When you’re shrunk by one shrink or another,
‘Cause you’re pissed at your sister or brother,
Does your tongue tend to trip
In a Freudian slip—
Saying one thing while meaning your mother?

SECOND PRIZE goes to Peter Sheil for this moving tribute to his mother:

“It’s the hospital here, please come fast!”
There we sat, with our thoughts from the past.
At the side of her bed
Nothing more could be said.
One short breath … then one more … then her last.

And four HONORABLE MENTIONS go to (listed in submission order):

Jesse Frankovich:
My mommy is loving and caring,
Only sometimes a bit overbearing:
“Make your bed! Clean your room!
Mow the lawn! Don’t presume
You can play all day long! And stop swearing!”

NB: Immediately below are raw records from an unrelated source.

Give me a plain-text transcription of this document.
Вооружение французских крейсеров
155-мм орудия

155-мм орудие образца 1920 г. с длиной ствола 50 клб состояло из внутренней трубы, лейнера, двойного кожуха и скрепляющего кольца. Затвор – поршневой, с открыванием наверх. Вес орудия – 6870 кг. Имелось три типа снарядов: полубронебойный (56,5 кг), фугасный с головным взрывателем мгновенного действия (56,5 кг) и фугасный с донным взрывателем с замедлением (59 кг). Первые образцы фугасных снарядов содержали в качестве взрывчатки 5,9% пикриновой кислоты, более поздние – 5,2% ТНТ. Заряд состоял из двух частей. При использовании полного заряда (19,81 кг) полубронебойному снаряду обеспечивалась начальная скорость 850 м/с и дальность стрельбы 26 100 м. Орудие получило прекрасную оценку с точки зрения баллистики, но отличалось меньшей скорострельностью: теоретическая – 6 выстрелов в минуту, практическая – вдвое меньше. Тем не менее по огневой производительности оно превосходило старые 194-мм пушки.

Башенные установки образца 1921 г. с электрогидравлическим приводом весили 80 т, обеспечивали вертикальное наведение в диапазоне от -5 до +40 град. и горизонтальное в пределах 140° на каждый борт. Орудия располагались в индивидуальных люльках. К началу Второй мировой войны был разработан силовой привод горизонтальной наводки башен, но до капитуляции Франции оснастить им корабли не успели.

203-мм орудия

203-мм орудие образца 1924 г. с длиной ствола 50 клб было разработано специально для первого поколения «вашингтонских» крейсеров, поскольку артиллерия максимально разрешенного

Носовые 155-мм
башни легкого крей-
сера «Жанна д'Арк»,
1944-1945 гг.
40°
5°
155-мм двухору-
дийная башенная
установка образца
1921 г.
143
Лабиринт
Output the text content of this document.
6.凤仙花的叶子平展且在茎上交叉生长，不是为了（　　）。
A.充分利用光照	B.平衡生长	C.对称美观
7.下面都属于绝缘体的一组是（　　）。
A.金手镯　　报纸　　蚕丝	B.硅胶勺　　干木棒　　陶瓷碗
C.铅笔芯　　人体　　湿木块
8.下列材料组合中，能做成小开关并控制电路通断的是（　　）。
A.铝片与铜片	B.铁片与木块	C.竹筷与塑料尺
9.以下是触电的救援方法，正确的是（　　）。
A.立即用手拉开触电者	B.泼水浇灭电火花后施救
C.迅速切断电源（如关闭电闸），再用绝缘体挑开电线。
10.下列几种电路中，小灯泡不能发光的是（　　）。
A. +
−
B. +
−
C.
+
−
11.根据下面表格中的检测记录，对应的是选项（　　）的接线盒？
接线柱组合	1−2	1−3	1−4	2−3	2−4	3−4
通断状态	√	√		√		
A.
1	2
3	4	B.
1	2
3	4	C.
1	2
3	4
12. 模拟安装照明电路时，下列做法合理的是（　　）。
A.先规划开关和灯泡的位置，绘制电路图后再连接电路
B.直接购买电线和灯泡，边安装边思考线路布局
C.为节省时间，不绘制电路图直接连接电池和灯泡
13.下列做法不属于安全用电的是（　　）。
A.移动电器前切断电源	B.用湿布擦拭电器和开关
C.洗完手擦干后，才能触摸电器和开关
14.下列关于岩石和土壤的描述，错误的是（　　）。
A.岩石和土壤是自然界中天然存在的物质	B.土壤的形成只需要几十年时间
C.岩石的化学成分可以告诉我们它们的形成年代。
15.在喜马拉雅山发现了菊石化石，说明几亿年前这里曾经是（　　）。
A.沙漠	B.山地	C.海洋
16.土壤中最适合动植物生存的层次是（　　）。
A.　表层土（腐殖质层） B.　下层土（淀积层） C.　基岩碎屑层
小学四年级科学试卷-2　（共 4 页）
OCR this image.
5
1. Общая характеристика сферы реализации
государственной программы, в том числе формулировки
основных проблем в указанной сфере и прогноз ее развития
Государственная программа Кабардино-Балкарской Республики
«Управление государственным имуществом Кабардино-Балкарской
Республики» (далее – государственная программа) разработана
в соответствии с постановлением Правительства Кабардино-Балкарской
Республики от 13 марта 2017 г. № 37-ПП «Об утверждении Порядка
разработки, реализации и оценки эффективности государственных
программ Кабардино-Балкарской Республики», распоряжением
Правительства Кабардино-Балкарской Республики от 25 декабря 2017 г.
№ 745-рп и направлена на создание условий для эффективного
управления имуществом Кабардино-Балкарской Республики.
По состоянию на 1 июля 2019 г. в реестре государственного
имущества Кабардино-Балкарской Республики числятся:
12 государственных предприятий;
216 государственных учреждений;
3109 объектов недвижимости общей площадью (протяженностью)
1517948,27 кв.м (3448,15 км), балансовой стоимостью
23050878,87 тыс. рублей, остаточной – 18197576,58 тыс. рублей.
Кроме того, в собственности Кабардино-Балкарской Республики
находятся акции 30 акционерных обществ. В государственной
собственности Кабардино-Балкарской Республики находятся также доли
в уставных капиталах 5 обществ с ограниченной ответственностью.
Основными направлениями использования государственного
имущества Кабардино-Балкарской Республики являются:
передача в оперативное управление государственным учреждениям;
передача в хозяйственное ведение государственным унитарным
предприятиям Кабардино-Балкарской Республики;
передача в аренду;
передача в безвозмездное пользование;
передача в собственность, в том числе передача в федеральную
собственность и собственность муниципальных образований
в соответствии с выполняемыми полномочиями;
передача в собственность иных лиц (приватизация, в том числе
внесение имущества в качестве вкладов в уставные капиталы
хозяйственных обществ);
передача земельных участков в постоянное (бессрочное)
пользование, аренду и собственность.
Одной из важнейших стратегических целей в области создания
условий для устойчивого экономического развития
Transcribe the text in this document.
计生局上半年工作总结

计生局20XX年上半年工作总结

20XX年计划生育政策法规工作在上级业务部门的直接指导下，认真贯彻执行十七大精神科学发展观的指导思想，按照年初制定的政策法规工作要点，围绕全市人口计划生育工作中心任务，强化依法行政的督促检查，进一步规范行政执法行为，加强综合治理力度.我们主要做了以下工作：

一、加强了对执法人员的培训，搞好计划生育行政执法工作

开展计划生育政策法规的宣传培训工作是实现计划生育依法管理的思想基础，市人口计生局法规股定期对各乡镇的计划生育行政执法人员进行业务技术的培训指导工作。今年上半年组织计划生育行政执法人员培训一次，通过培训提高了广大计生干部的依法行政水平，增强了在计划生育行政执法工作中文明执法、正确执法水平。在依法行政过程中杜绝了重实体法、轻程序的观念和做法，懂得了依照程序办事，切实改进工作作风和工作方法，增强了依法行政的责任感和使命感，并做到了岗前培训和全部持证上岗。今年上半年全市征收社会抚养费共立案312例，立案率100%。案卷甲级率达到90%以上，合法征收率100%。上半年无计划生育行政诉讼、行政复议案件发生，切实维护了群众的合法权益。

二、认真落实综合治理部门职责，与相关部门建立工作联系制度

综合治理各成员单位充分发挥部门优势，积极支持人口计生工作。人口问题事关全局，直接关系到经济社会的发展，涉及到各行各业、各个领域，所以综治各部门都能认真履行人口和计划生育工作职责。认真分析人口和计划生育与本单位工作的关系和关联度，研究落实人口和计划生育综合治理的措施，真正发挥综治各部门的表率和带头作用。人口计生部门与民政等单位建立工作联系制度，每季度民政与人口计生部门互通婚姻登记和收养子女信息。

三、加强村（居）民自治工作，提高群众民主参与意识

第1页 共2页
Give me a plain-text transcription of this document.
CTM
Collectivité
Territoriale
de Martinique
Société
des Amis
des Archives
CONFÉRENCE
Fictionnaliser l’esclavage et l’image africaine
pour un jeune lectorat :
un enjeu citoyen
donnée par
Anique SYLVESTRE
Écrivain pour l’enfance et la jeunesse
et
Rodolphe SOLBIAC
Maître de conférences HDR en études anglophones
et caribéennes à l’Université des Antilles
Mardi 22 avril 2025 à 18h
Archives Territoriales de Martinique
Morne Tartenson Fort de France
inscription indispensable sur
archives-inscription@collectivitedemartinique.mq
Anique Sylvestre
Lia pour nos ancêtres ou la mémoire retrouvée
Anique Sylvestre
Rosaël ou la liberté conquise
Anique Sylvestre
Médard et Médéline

A mother is patient and kind,
Forgiving, forbearing, refined;
But mind if she cracks,
When stressed to the max,
‘Cos she’ll wallop your sorry behind.

As a baby I loved my dear mother
‘Till she gave me my sweet little brother.
But hang on there mum
What’s that lump in your tum,
O.M.G. is she baking another?

Mary Lou Healy’s The Steamy Novel:
That marvelous mother of mine
Thought my penchant for reading was fine.
She gave me a book.
Before letting me look,
Ripped out eighty through page eighty-nine!

Congratulations to all the winners, and thanks again to everybody who participated. (You can read all of the entries here.)